We drove a couple of miles and shortly before reaching the village turned onto a winding lane that was fringed on either side by the sort of thickets that would be a highwa
yman’s dream. We were practically alongside the house before I saw it. It was a wonderfully macabre old place, with a secretive look to its long, narrow windows. And I was utterly enchanted until I noticed the multitude of chimneys and read the lettering on the ramshackle gate.
“Good heavens!” I grabbed Ben’s arm so tightly that the car swerved—clipping off a sizable chunk of the hedge which stood badly in need of such pruning. “That’s Tall Chimneys, the one-time abode of Hector Rigglesworth.”
“Who?” Ben backed the car up and proceeded on down the lane without giving me further time to gawk.
“The man who haunts the library, the ghost who, in the opinion of Brigadier Lester-Smith, frightened Miss Bunch to death.”
“I thought she died from a virus.”
“So she did, but in this case one can read between the lines of the autopsy report. A malevolent force was at work and his name was Hector Rigglesworth.” I shuddered. Ben had drawn the car to a standstill beside a stretch of grass ringed by trees and with a solitary beech tree standing patiently in the middle, like a gnarled old butler awaiting his instructions.
“Here we are, sweetheart.” Ben exited the car with lithe grace and went round to the boot to collect the picnic basket. Rejoining me as I stepped from the road onto the grass, he asked, “What do you think?”

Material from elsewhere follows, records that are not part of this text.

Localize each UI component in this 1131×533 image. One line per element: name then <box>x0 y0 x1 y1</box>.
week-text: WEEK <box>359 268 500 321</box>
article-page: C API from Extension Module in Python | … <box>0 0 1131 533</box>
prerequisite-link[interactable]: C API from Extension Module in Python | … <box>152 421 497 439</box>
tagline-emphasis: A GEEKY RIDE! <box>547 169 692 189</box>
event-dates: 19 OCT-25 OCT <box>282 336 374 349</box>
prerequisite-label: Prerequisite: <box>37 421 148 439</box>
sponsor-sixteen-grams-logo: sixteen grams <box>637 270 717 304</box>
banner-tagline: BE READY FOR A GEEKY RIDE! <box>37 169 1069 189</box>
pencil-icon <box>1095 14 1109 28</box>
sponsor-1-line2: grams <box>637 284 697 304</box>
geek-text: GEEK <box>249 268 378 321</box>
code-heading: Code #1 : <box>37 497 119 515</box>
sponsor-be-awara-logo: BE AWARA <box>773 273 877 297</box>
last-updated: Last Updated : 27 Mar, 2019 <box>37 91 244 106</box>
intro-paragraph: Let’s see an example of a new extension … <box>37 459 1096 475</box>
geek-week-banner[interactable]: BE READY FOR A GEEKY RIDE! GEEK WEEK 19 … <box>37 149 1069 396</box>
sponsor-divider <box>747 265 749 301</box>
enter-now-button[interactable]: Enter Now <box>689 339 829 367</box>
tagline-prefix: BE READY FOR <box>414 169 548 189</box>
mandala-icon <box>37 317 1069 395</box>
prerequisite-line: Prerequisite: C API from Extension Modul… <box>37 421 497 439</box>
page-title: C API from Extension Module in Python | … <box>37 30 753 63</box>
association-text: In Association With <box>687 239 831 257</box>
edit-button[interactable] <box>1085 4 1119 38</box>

“It’s rather …” I was going to say drafty, but as such tends to be a condition of the outdoors, I belatedly remembered to be enthusiastic. “It is rather lovely. And how odd to think that in all the time I have lived at Merlin’s Court, I have never been down this lane.”
Following Ben towards the beech tree, I glanced over my shoulder. I could see a chimney and what was probably an attic window of Hector Rigglesworth’s house. Was I imagining it, or was that a face pressed against the pane? Endeavouring to shake off the unease that gripped me, I struggled to focus on the delights of the moment.